Thursday, December 18, 2014

Shower Dance

  Commercial fishing has a certain poetic appeal to the outside world. The real story is much different to those brave enough to attempt to make a living chasing ocean fish.
  I lived on a small boat for seven years. The house living area would be about the size of a camper on a Volkswagen. Always damp, even with the stove going, I learned to stack my clothes and sleeping equipment out of the constant leaks developed by a wooden boat pounding daily on the North Pacific Ocean. Romantic... hardly! To bathe one had to heat a kettle of water on the diesel stove and pour into a pan to take a sponge bath, crude at best.
  The cold storage provides free showers and pay laundry facilities... and therein lies the problem. The two do not mix! The washing machines are next to the shower stalls and compete for the same water.
  I was fishing off Cross Sound and doing my fish selling, fuel, and grocery restocking in a small board walk town of Pelican.
  Here is on of the stories of the difficulty of just taking a shower after a full week of hard work and sweating.
  I made a turn-around in Pelican the other evening. It was a routine event in the line of delivering the fish and taking on new ice. Also routine was the practice of my dance steps.  I know you're wondering what dance steps a crusty ol' fisherman could possibly have... Let me tell you.  I call it the one legged, screeching, eyes shut shower dance. 
  It starts like this; After a week on the ocean I am very ready for a real shower. I love to stand and feel that first blast of warm water course down my  body. Invariable a big, "aaahhhh" escapes my lips, of its own account. It is hard to explain the feeling of a hot shower after a full week of sweat. Sometimes I would find myself laughing out loud at the great pleasure of hot water.
   I stand there and smile real big for a while.  As I start getting used to the water I begin cranking up the heat to steam the weariness out of my bones.  Shampoo in the hair and a bar of great smelling soap on one leg hiked up in the air.
  It is very difficult to stand on one leg after being on the sea for a week and doubly so with one's eyes closed. The motion of the ocean continues while on land.

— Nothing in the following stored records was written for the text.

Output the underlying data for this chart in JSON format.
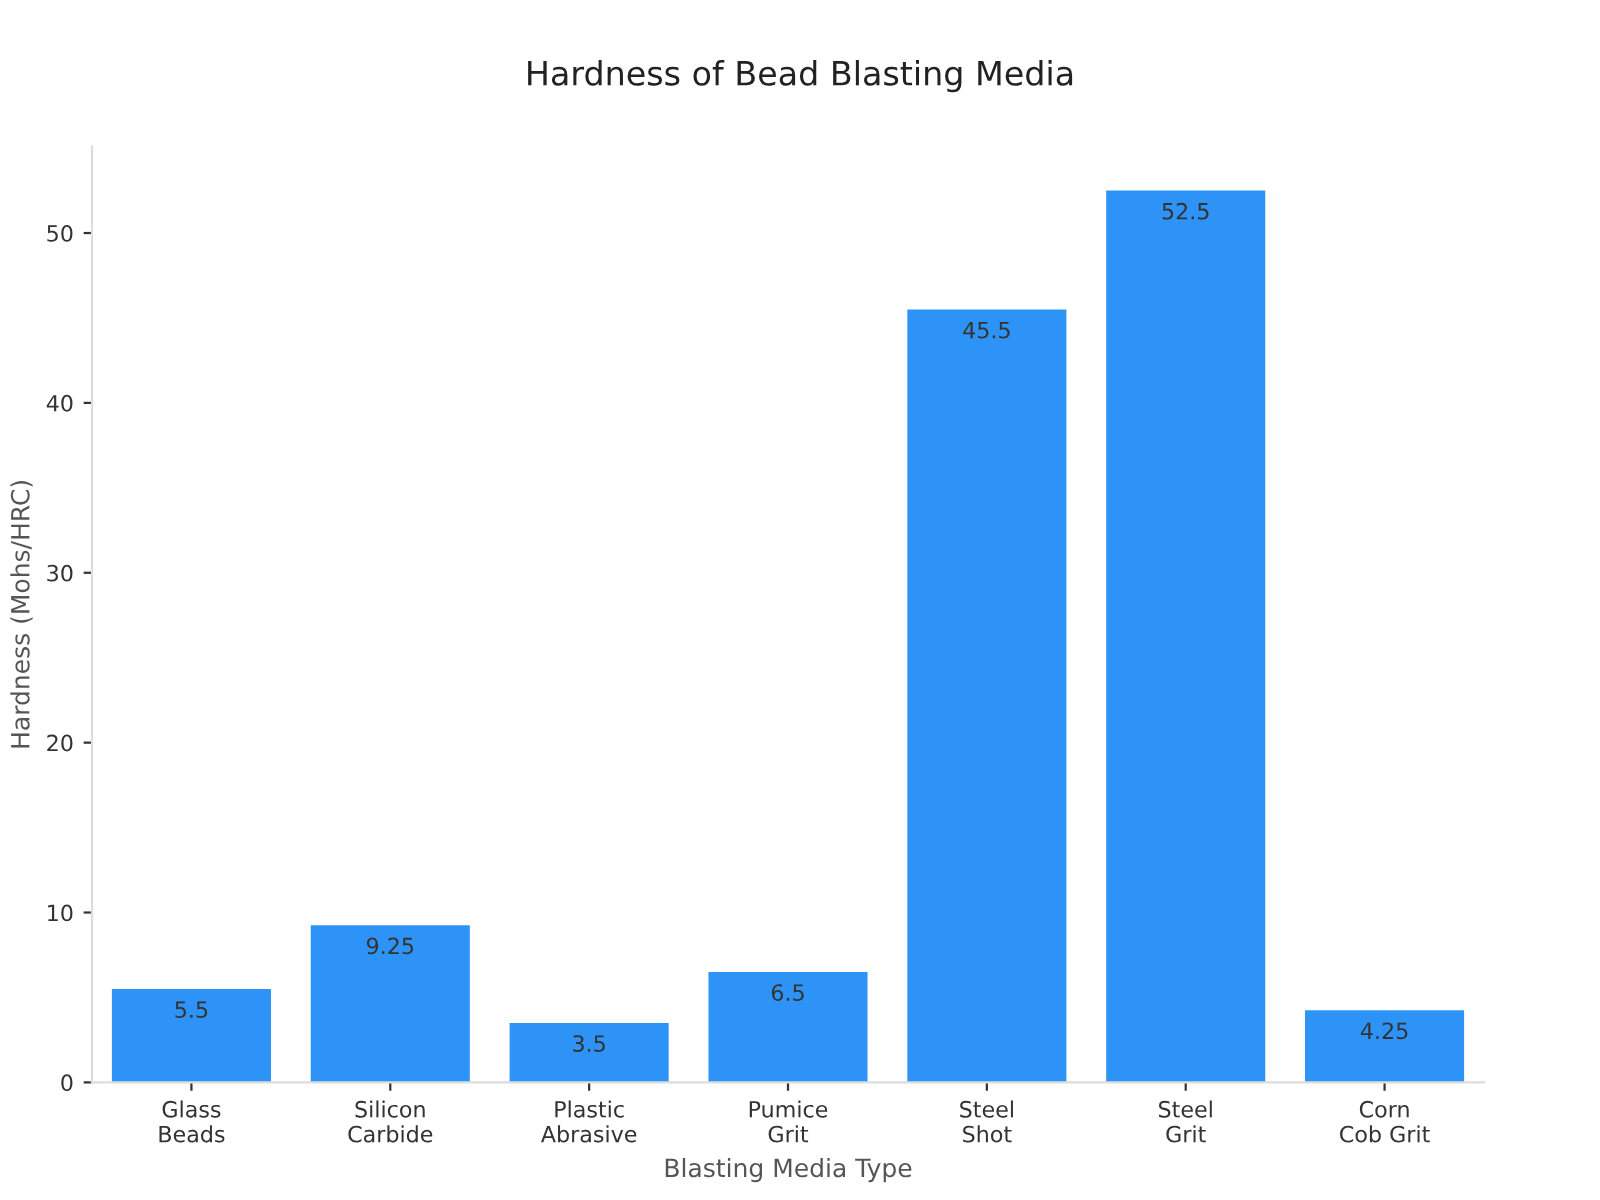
{
  "chart_data": {
    "type": "bar",
    "title": "Hardness of Bead Blasting Media",
    "xlabel": "Blasting Media Type",
    "ylabel": "Hardness (Mohs/HRC)",
    "categories": [
      "Glass\nBeads",
      "Silicon\nCarbide",
      "Plastic\nAbrasive",
      "Pumice\nGrit",
      "Steel\nShot",
      "Steel\nGrit",
      "Corn\nCob Grit"
    ],
    "values": [
      5.5,
      9.25,
      3.5,
      6.5,
      45.5,
      52.5,
      4.25
    ],
    "color": "#2e93f7",
    "ylim": [
      0,
      55.1
    ],
    "yticks": [
      0,
      10,
      20,
      30,
      40,
      50
    ],
    "grid": false,
    "data_labels": true
  }
}
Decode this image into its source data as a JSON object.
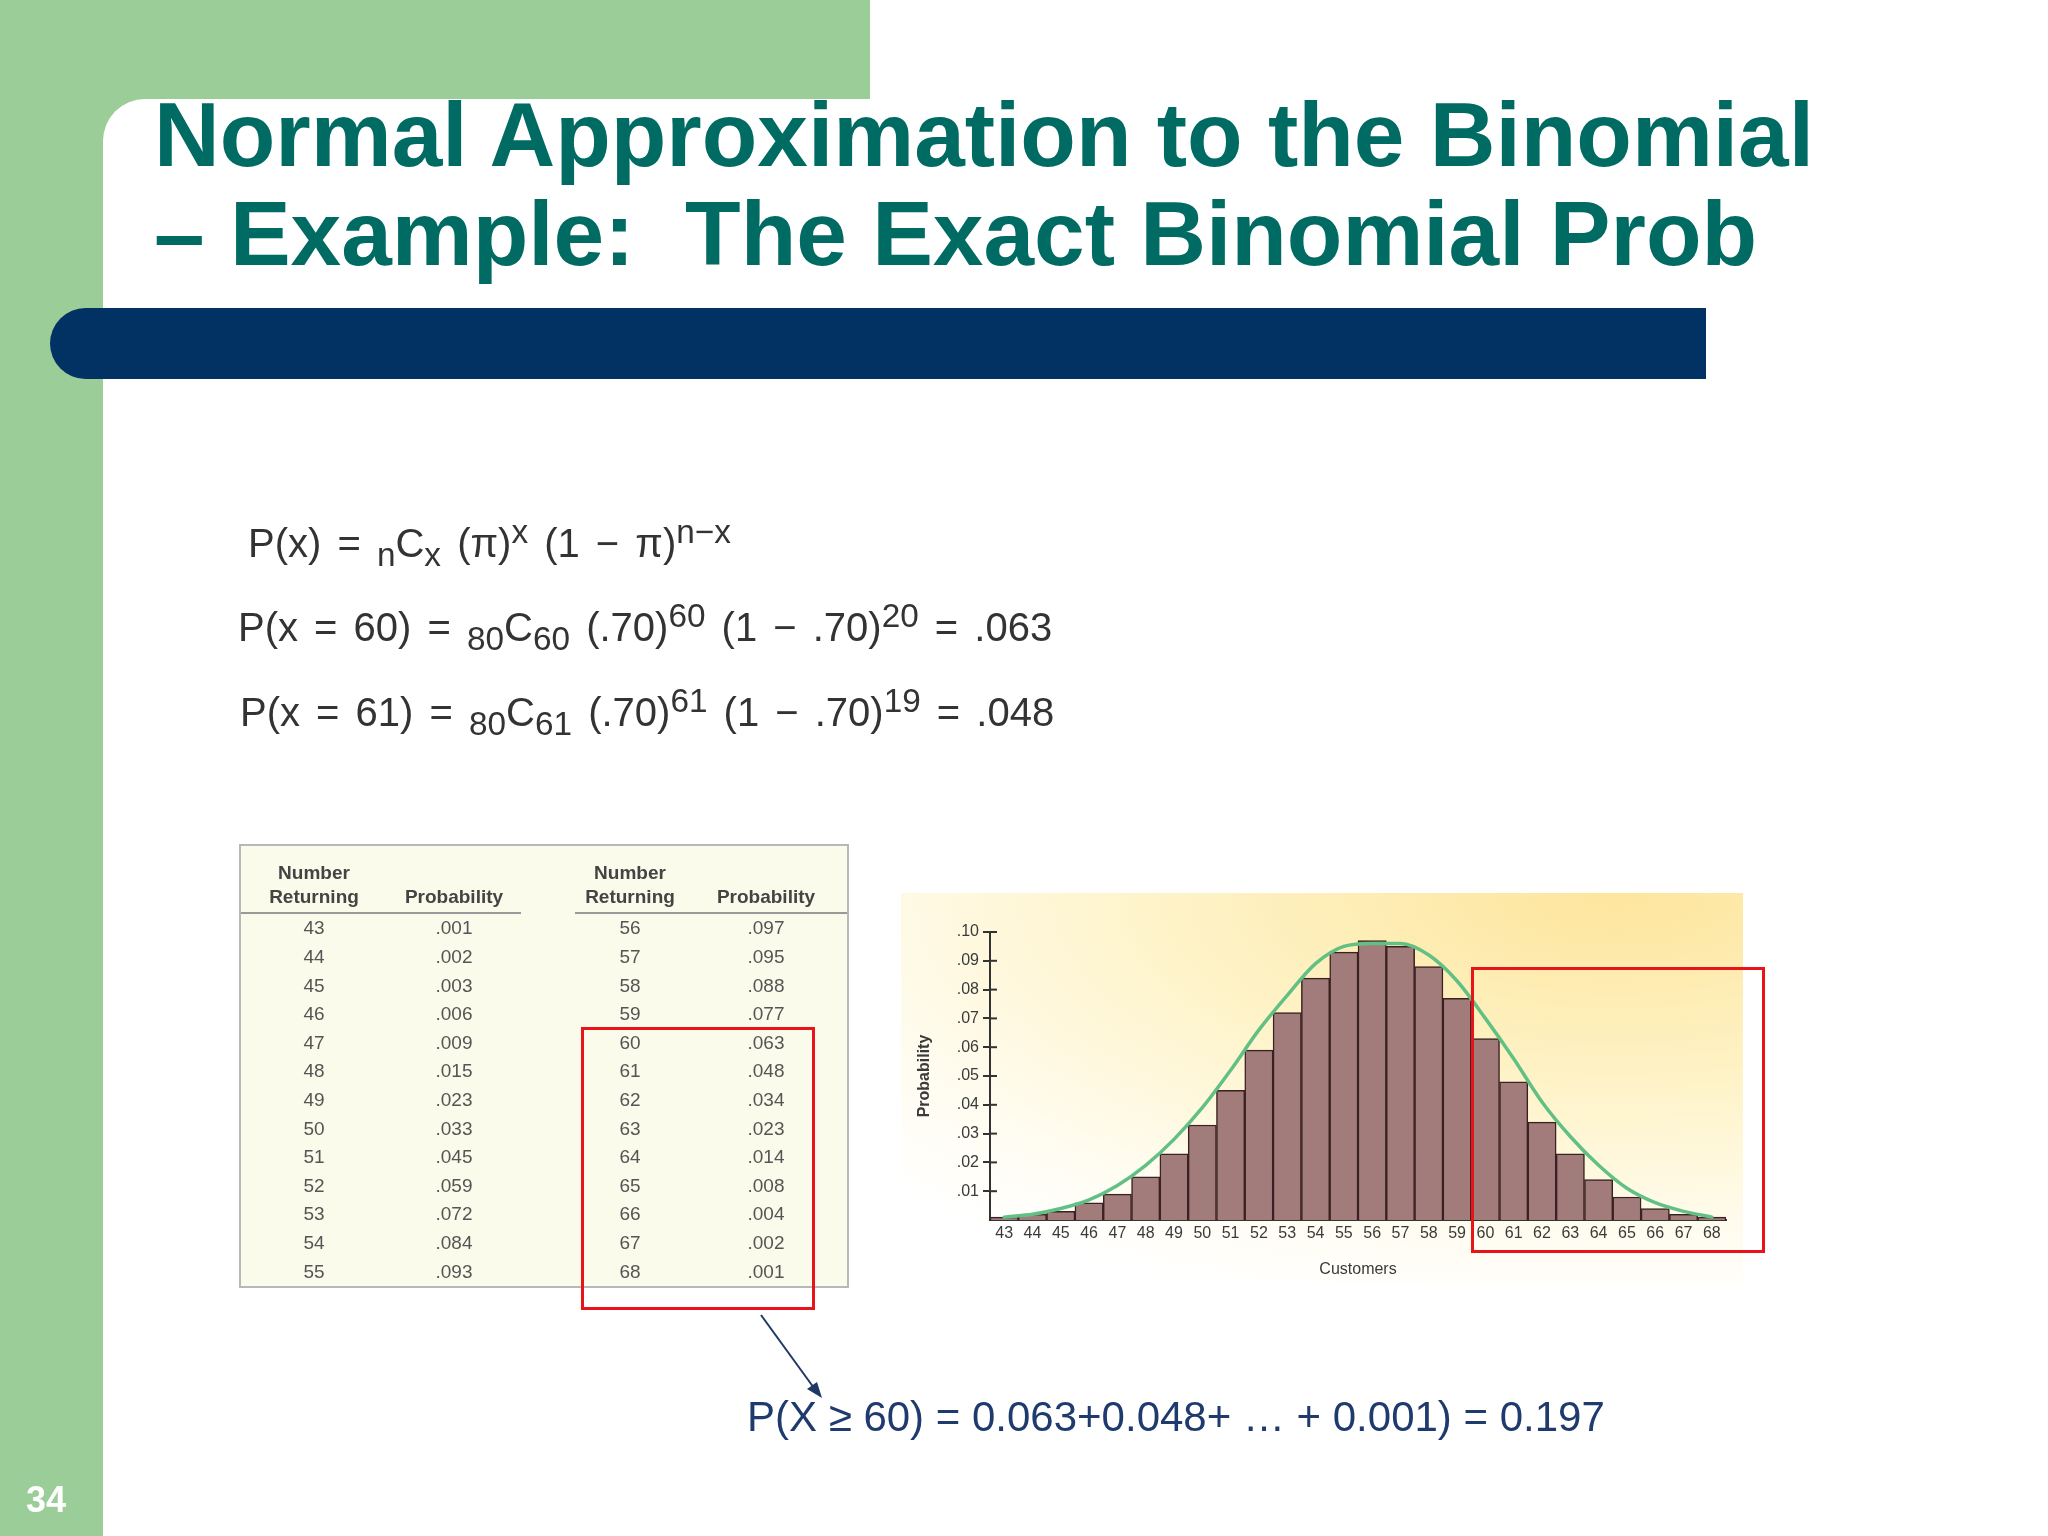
{
  "chart_data": {
    "type": "bar",
    "title": "Normal Approximation to the Binomial – Example:  The Exact Binomial Prob",
    "xlabel": "Customers",
    "ylabel": "Probability",
    "annotations": [
      "P(x) = $_{n}$C$_{x}$ (π)$^{x}$ (1 − π)$^{n−x}$",
      "P(x = 60) = $_{80}$C$_{60}$ (.70)$^{60}$ (1 − .70)$^{20}$ = .063",
      "P(x = 61) = $_{80}$C$_{61}$ (.70)$^{61}$ (1 − .70)$^{19}$ = .048",
      "Number Returning",
      "Probability",
      "P(X ≥ 60) = 0.063+0.048+ … + 0.001) = 0.197",
      "34",
      ".001",
      ".002",
      ".003",
      ".006",
      ".009",
      ".015",
      ".023",
      ".033",
      ".045",
      ".059",
      ".072",
      ".084",
      ".093",
      ".097",
      ".095",
      ".088",
      ".077",
      ".063",
      ".048",
      ".034",
      ".023",
      ".014",
      ".008",
      ".004",
      ".002",
      ".001"
    ],
    "categories": [
      "43",
      "44",
      "45",
      "46",
      "47",
      "48",
      "49",
      "50",
      "51",
      "52",
      "53",
      "54",
      "55",
      "56",
      "57",
      "58",
      "59",
      "60",
      "61",
      "62",
      "63",
      "64",
      "65",
      "66",
      "67",
      "68"
    ],
    "ylim": [
      0,
      0.1
    ],
    "yticks": [
      {
        "value": 0.01,
        "label": ".01"
      },
      {
        "value": 0.02,
        "label": ".02"
      },
      {
        "value": 0.03,
        "label": ".03"
      },
      {
        "value": 0.04,
        "label": ".04"
      },
      {
        "value": 0.05,
        "label": ".05"
      },
      {
        "value": 0.06,
        "label": ".06"
      },
      {
        "value": 0.07,
        "label": ".07"
      },
      {
        "value": 0.08,
        "label": ".08"
      },
      {
        "value": 0.09,
        "label": ".09"
      },
      {
        "value": 0.1,
        "label": ".10"
      }
    ],
    "series": [
      {
        "color": "#a27b7b",
        "values": [
          0.001,
          0.002,
          0.003,
          0.006,
          0.009,
          0.015,
          0.023,
          0.033,
          0.045,
          0.059,
          0.072,
          0.084,
          0.093,
          0.097,
          0.095,
          0.088,
          0.077,
          0.063,
          0.048,
          0.034,
          0.023,
          0.014,
          0.008,
          0.004,
          0.002,
          0.001
        ]
      },
      {
        "type": "line",
        "color": "#62c084",
        "values": [
          0.001,
          0.002,
          0.004,
          0.007,
          0.012,
          0.019,
          0.028,
          0.039,
          0.052,
          0.066,
          0.078,
          0.089,
          0.095,
          0.096,
          0.096,
          0.092,
          0.083,
          0.07,
          0.056,
          0.041,
          0.029,
          0.019,
          0.011,
          0.006,
          0.003,
          0.001
        ]
      }
    ]
  }
}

  Then it happens. Some one outside must know all the pleasure I am feeling right now and decides to put a damper on it. They put a load of laundry in the washing machine.
  I have tried for years to tune my ears in to the sound of a coin feeder being pushed forward and released to spring back starting a load of wash. I still miss most of them.  
  Here I stand wobbling around in a small shower room, one leg in the air, shampoo running over my closed eyelids when suddenly all the hot water is sucked into a washing machine! 
  "oooohhhh! sshheeessshh! ugggghhh!" I stammer as I dance on one leg trying to get out of the stream of glacier fed cold water.  I reach back and crank the hot water up to a tolerable luke warm to rinse the soap suds off me.
  I stand there trembling watching the goose bumps slowly recede to the size of oranges. 
  Alright, now I've been warned. I know there is a washer in operation.
  The tricky part of the shower is now underway.  I must time the water temperature fluctuation in order to finish this fine shower. 
  Even with that knowledge,I get lulled into a false sense of security. I forget.  
  I shampoo the hair again and begin soaping the other leg. 
  POW!
  "Iiiieeee!" I shriek as the now warm water turns scalding hot.
  I dance around in the shower room banging off walls in an attempt at keeping some hide left un-scalded.  The washing machine just went to cold water rinse. 
  "ouch, ouch, oweeee!" I mutter as I start adjusting the water to a once again luke warm temperature. 
  I give up on trying for another shampoo. I'll just stand here and enjoy the water.  The machine now goes into the spin cycle blasting little bursts of hot or cold water. 
  I dance around the shower until at last I am weary from all the dancing and water adjusting. 
  Back in my clothes I open the door and step out of the shower room to see a guy sitting on a washing machine reading a book. He looks up and smiles. "Wonderful shower, huh? he asks. 
  "Bah!" I reply as I walk back to the boat.  "What's wrong with that grumpy guy?" I hear him mutter as I walk out of earshot.